Building trust with employers is labour-intensive, relational, and grounded in mutual respect. It cannot be rushed. It cannot be automated. It requires a human presence on the ground, not just targets.
Government Consistency
Connect to Work is a new five-year initiative — a step forward from the fragmented Education and Health Care funds of the past. Australian providers know this well: without long-term government commitment, it’s difficult to build sustainable models.
Pure Coffee: A Living Example of Community Inclusion
Pure Coffee wasn’t just a café.It was a symbol of what meaningful community integration can look like:
people with disabilities in valued roles
high expectations paired with real support
a thriving customer base
a workplace that feels equal, not segregated
You can feel the culture when you walk in — not because someone explains it, but because everyone is simply “part of the team.”

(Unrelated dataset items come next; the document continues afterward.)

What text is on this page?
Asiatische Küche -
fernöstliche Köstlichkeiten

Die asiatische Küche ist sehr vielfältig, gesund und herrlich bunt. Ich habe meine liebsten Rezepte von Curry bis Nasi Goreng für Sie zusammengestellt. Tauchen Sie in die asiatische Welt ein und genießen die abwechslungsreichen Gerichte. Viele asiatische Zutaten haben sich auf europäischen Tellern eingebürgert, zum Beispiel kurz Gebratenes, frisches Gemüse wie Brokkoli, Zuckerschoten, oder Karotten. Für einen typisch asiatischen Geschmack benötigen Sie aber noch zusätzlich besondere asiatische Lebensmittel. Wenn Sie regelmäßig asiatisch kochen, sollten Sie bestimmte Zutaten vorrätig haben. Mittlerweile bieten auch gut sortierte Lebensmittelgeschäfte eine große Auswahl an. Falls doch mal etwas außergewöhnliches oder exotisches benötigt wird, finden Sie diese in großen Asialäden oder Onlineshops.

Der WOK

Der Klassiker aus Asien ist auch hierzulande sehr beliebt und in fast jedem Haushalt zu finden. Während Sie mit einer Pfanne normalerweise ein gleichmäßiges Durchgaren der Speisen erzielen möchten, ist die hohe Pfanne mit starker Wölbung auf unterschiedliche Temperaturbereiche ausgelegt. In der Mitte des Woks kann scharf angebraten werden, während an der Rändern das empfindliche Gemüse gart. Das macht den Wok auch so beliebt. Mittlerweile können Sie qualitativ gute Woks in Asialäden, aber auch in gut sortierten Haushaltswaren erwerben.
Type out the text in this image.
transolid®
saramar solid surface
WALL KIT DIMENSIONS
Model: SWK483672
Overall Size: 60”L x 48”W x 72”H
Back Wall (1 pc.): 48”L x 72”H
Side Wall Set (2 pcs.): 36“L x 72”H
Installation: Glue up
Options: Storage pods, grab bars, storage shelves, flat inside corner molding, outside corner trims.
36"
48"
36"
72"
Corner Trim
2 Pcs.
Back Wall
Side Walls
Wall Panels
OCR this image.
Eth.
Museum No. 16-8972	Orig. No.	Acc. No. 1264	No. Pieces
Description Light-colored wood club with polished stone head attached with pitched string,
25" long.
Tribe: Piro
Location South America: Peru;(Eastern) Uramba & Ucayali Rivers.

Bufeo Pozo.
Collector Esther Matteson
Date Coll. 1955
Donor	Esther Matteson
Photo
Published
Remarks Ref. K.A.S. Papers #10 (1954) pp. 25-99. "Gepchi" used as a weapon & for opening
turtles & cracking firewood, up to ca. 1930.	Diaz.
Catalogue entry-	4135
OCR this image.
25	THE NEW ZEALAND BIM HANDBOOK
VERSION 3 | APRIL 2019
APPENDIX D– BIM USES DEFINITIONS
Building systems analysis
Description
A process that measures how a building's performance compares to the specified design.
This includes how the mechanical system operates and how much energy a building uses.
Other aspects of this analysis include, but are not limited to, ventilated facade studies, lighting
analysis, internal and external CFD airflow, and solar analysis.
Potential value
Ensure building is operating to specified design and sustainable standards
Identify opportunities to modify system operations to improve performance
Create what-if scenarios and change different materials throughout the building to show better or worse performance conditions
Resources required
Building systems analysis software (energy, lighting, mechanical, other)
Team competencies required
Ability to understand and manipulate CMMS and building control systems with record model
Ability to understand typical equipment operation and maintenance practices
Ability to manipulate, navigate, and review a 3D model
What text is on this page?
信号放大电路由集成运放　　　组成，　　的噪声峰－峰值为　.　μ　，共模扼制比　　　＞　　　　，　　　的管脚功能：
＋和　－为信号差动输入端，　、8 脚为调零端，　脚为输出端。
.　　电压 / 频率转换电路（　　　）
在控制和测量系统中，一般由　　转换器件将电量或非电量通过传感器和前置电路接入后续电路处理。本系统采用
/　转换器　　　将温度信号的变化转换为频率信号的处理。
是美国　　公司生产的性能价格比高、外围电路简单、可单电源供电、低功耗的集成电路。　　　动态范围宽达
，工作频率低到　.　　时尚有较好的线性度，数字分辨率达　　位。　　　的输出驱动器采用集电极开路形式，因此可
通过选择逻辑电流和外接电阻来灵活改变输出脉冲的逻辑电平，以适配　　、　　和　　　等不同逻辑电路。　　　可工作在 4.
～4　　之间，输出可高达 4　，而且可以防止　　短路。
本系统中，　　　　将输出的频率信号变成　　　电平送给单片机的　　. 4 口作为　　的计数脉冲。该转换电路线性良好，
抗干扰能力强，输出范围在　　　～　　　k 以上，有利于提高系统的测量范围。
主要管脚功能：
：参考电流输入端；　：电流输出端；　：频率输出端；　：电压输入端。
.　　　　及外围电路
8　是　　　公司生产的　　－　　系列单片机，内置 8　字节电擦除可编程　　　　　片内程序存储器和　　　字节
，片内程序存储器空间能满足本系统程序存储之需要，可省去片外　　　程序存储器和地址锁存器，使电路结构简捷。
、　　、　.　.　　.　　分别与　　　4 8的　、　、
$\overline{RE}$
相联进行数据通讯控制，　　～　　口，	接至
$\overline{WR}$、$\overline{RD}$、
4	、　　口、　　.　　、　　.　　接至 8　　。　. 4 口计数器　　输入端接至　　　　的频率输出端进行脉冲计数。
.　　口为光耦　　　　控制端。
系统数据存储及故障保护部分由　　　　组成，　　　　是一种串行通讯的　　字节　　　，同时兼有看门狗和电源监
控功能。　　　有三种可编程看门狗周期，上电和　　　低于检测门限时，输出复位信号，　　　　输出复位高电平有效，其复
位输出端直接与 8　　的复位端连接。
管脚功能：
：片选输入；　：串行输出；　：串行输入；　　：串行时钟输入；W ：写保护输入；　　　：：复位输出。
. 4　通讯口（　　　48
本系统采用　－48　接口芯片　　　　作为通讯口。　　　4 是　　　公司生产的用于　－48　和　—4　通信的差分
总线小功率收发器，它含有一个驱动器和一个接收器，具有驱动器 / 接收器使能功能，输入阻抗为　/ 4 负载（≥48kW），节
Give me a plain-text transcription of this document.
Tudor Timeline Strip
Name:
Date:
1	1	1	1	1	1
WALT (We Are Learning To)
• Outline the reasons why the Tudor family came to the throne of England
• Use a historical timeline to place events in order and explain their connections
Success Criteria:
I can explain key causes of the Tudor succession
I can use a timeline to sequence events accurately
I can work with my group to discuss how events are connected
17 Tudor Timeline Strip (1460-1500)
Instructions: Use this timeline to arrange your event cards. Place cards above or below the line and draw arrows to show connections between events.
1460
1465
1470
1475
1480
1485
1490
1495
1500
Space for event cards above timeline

It’s Supported Employment in its most natural form:ordinary, dignified, and quietly transformative.
Final Reflection
Manchester showed us that Supported Employment remains strong — but its strength lies in how each community adapts the model to their own people, their own labour market, and their own challenges.
Fidelity gives structure.Devolution gives relevance.Community gives meaning.
And places like Pure Coffee show what is possible when all three come together.